Basic Concepts
This documentation is for an unreleased version of Apache Paimon. We recommend you use the latest stable version.

Basic Concepts #

File Layouts #

All files of a table are stored under one base directory. Paimon files are organized in a layered style. The following image illustrates the file layout. Starting from a snapshot file, Paimon readers can recursively access all records from the table.

Snapshot #

All snapshot files are stored in the snapshot directory.

A snapshot file is a JSON file containing information about this snapshot, including

  • the schema file in use
  • the manifest list containing all changes of this snapshot

A snapshot captures the state of a table at some point in time. Users can access the latest data of a table through the latest snapshot.

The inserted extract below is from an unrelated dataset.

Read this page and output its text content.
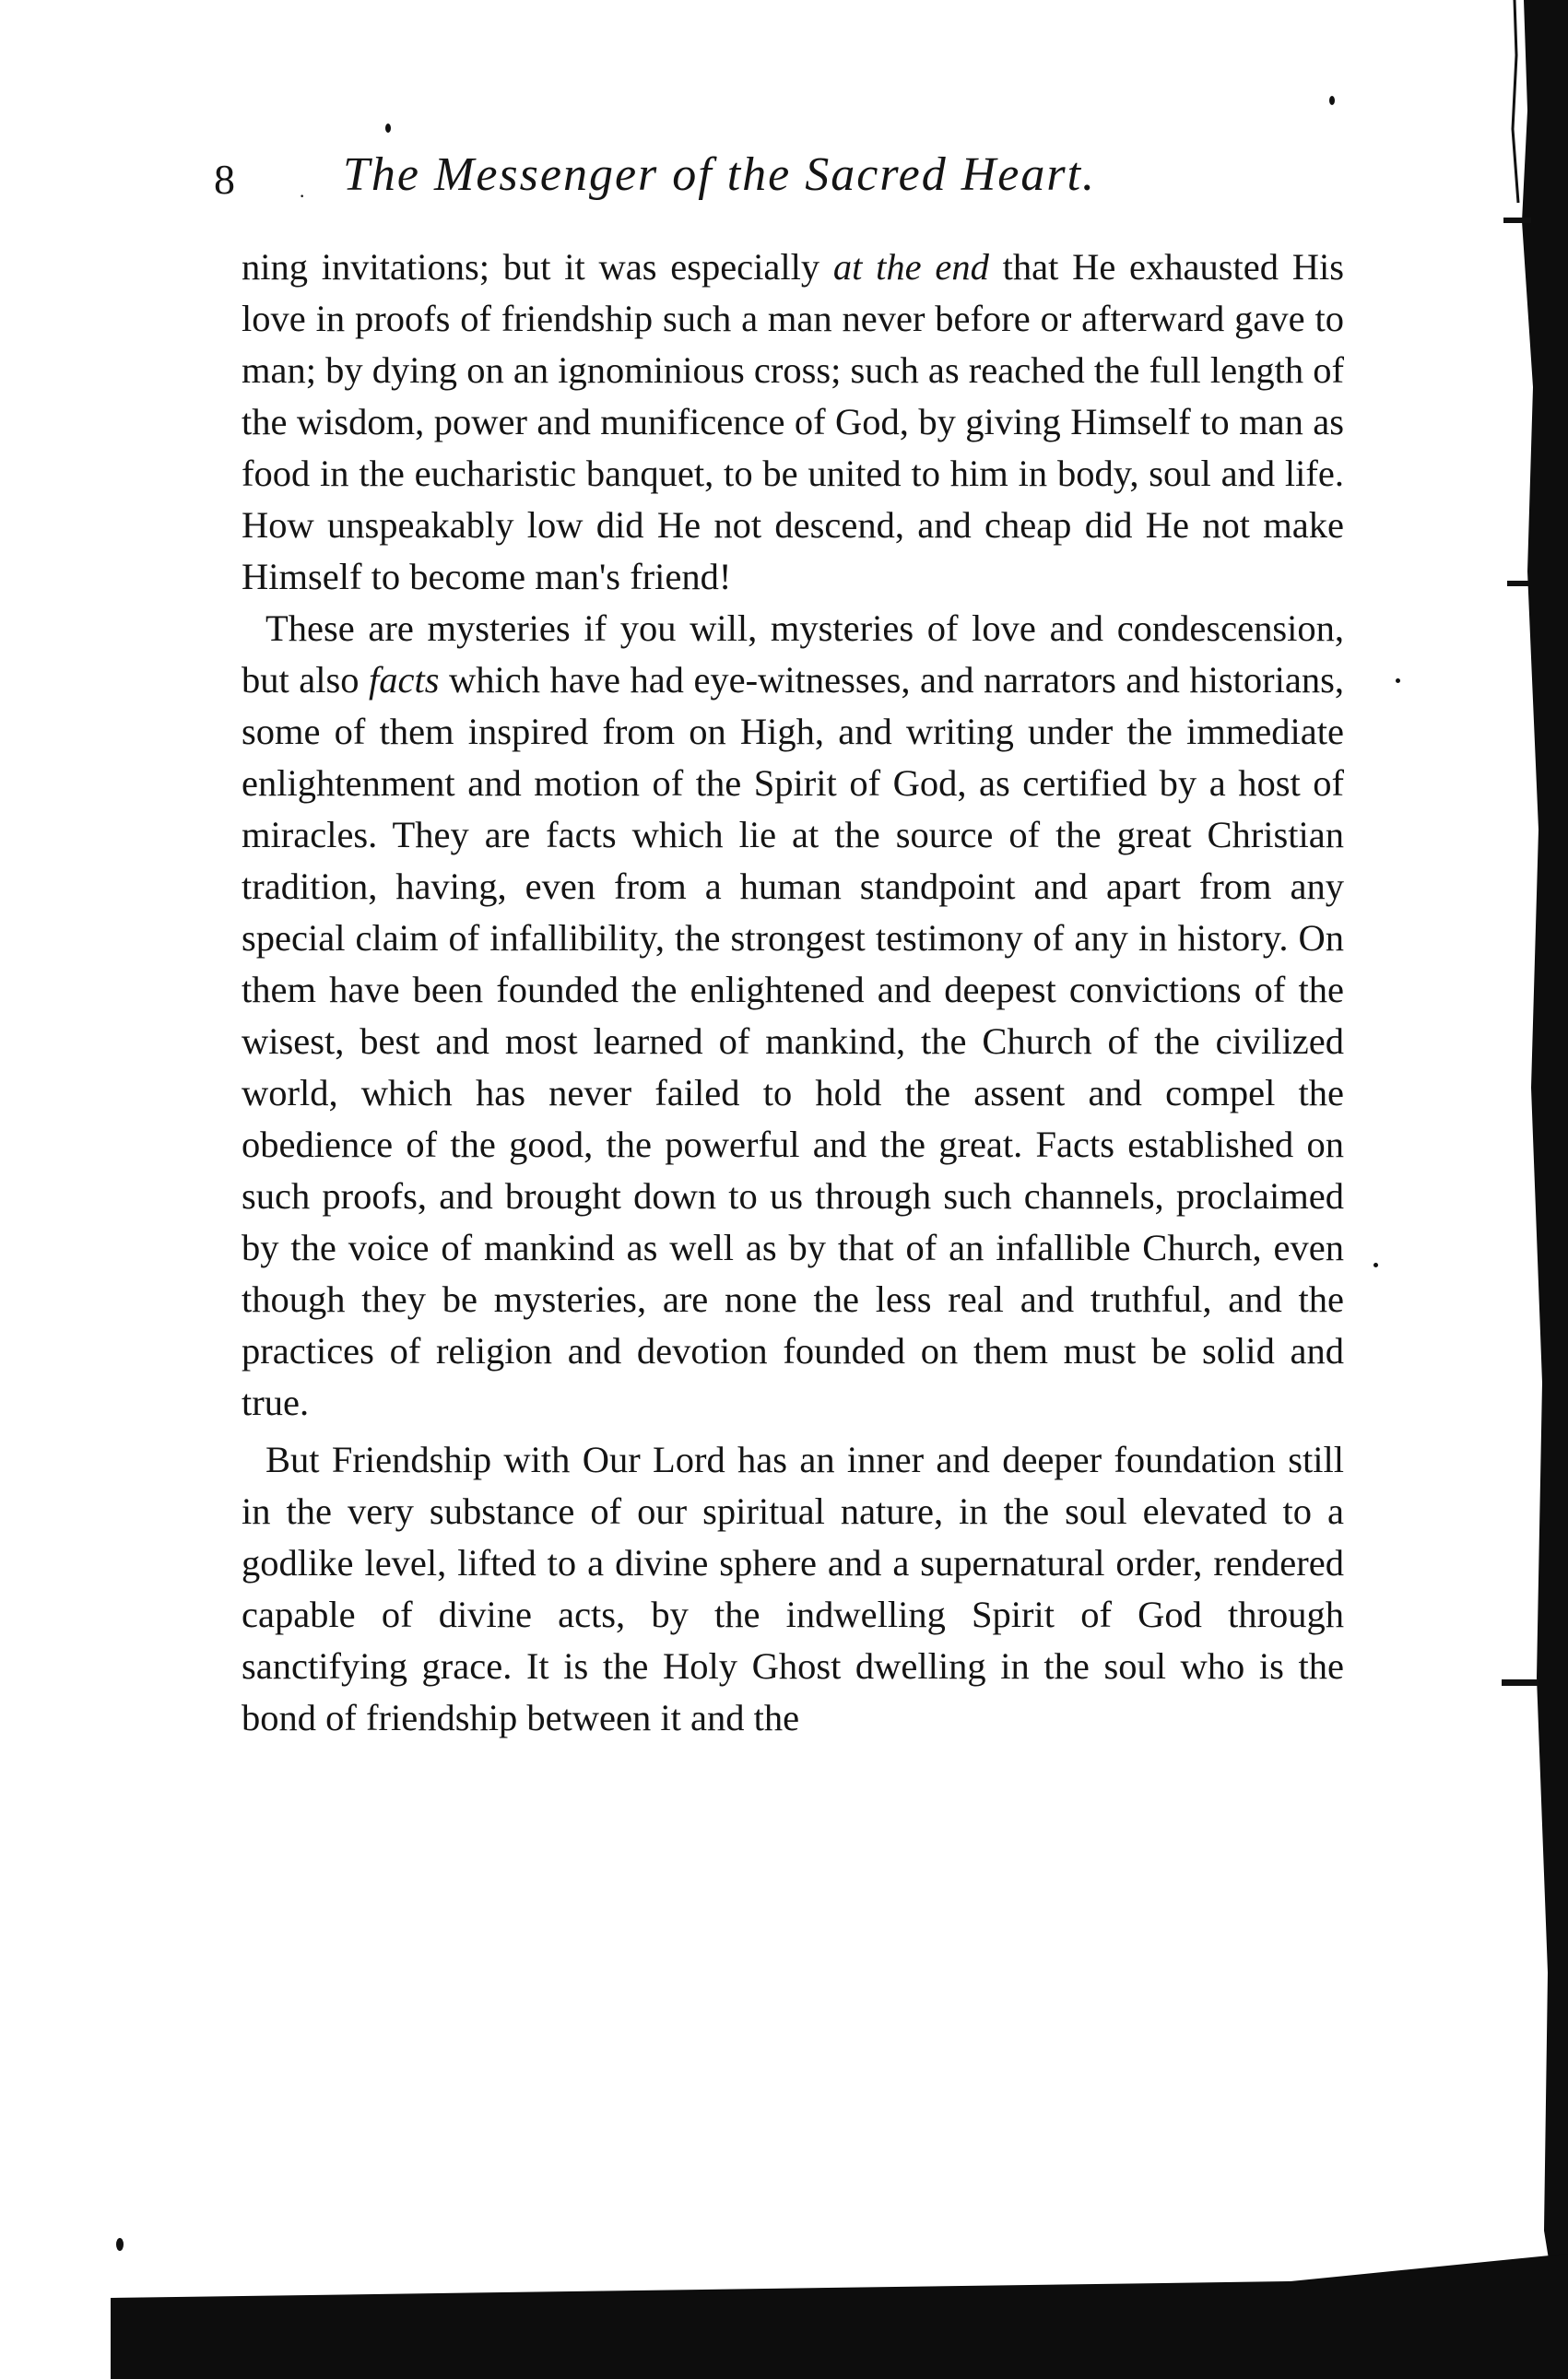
8	· The Messenger of the Sacred Heart.

ning invitations; but it was especially at the end that He exhausted His love in proofs of friendship such a man never before or afterward gave to man; by dying on an ignominious cross; such as reached the full length of the wisdom, power and munificence of God, by giving Himself to man as food in the eucharistic banquet, to be united to him in body, soul and life. How unspeakably low did He not descend, and cheap did He not make Himself to become man's friend!

These are mysteries if you will, mysteries of love and condescension, but also facts which have had eye-witnesses, and narrators and historians, some of them inspired from on High, and writing under the immediate enlightenment and motion of the Spirit of God, as certified by a host of miracles. They are facts which lie at the source of the great Christian tradition, having, even from a human standpoint and apart from any special claim of infallibility, the strongest testimony of any in history. On them have been founded the enlightened and deepest convictions of the wisest, best and most learned of mankind, the Church of the civilized world, which has never failed to hold the assent and compel the obedience of the good, the powerful and the great. Facts established on such proofs, and brought down to us through such channels, proclaimed by the voice of mankind as well as by that of an infallible Church, even though they be mysteries, are none the less real and truthful, and the practices of religion and devotion founded on them must be solid and true.

But Friendship with Our Lord has an inner and deeper foundation still in the very substance of our spiritual nature, in the soul elevated to a godlike level, lifted to a divine sphere and a supernatural order, rendered capable of divine acts, by the indwelling Spirit of God through sanctifying grace. It is the Holy Ghost dwelling in the soul who is the bond of friendship between it and the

By time traveling, users can also access the previous state of a table through an earlier snapshot.

Manifest Files #

All manifest lists and manifest files are stored in the manifest directory.

A manifest list is a list of manifest file names.

A manifest file is a file containing changes about LSM data files and changelog files. For example, which LSM data file is created and which file is deleted in the corresponding snapshot.

Data Files #

Data files are grouped by partitions. Currently, Paimon supports using parquet (default), orc and avro as data file’s format.

Partition #

Paimon adopts the same partitioning concept as Apache Hive to separate data.

Partitioning is an optional way of dividing a table into related parts based on the values of particular columns like date, city, and department. Each table can have one or more partition keys to identify a particular partition.

By partitioning, users can efficiently operate on a slice of records in the table.

Consistency Guarantees #

Paimon writers use two-phase commit protocol to atomically commit a batch of records to the table. Each commit produces at most two snapshots at commit time. It depends on the incremental write and compaction strategy. If only incremental writes are performed without triggering a compaction operation, only an incremental snapshot will be created. If a compaction operation is triggered, an incremental snapshot and a compacted snapshot will be created.

For any two writers modifying a table at the same time, as long as they do not modify the same partition, their commits can occur in parallel. If they modify the same partition, only snapshot isolation is guaranteed. That is, the final table state may be a mix of the two commits, but no changes are lost. See dedicated compaction job for more info.